What filmmakers inspired you on SWEETHURT?
“If I had to choose one filmmaker whose style informed Sweethurt, I would say Kevin Smith. He’s the king of independent cinema; having made a movie in his early twenties for an extremely low budget that managed to resonate with a lot of people and went on to become an absolute classic. He essentially accomplished what every young filmmaker dreams of achieving. His unique blend of extremely relatable characters and incredible dialogue changed the landscape of independent and comedy filmmaking. What I’m trying to say is that I would like Kevin Smith to adopt me.
“Aside from my dad Kevin, I would say my brother. He also made a movie in his early twenties, entitled Sick, just about a bunch of high-schoolers having a party and the shenanigans that ensue. It went on to play in Los Angeles and even won an award or two. Am I trying to impress my brother in an ill-fated attempt to earn his love and respect from beyond the grave? I don’t know. Why would you ask me that?”
What do you think the state of the Australian film and TV output is right now?

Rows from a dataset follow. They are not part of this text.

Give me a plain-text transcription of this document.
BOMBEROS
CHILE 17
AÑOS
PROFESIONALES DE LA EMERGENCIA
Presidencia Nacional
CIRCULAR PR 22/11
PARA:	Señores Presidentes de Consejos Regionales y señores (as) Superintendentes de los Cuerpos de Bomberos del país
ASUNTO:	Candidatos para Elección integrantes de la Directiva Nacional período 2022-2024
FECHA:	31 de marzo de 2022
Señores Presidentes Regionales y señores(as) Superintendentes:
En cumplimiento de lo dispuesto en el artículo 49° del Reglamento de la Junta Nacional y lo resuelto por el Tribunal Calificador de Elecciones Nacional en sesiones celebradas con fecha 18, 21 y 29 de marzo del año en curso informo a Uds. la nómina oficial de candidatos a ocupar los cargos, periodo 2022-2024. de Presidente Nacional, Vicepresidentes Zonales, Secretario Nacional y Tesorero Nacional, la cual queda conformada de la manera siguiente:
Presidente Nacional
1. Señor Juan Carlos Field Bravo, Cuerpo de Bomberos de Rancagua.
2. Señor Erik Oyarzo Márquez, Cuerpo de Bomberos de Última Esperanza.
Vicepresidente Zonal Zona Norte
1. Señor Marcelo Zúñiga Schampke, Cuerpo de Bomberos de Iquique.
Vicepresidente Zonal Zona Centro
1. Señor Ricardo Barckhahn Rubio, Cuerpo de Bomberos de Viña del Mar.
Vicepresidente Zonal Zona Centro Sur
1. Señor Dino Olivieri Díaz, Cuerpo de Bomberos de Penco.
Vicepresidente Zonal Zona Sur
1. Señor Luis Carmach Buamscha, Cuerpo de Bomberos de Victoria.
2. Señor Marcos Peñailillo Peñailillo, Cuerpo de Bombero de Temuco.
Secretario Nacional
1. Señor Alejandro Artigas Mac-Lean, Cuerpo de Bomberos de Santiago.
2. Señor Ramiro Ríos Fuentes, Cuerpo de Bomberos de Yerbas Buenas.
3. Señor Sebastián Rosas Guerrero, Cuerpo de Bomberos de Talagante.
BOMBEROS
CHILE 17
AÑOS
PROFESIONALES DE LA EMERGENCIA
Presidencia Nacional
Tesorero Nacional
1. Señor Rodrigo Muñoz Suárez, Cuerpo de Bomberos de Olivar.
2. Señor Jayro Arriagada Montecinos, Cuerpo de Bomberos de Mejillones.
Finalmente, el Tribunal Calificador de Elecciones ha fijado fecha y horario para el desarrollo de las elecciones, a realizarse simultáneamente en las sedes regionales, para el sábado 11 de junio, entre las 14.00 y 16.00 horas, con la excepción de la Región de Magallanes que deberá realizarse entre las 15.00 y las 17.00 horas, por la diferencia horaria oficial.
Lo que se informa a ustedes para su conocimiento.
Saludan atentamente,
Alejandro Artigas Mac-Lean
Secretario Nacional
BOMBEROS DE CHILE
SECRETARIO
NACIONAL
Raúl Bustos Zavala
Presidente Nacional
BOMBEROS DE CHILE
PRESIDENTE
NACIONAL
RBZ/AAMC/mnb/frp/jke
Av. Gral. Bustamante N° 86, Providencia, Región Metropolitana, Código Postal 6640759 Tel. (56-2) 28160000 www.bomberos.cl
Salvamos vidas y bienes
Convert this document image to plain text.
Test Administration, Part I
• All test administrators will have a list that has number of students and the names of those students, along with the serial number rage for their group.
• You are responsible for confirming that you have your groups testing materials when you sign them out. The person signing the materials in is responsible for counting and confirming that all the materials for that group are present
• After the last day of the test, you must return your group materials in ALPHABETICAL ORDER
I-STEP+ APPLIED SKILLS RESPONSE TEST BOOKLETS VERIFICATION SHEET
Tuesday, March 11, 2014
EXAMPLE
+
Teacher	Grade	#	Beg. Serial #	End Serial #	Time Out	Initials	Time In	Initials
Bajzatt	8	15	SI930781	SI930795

“I think that Australia has so much potential to create films and stories in every possible genre – we have the talent, we have the facilities, we have everything we need to create a film industry that resonates with audiences both here and around the globe. But is that happening? I’m not sure it is. Ask any person on the street what their favourite movie is, and it will mostly likely be American, or British, or something like that. A lot of people struggle to even think of a lot of Australian films. What a tragedy. We’ve produced some goddamn masterpieces. One of my favourite films from the past 20 years was Boys in the Trees, an Australian flick by Nick Verso. The issue is, simply, not enough is being made, and the stuff that is being made isn’t connecting with audiences in a meaningful way. Imagine not having a single young-adult comedy. We need to make movies that a variety of audiences can fall in love with, recommend to friends and watch over and over again. We need movies that define generations and speak to people on a personal level. Otherwise, what’s the point?”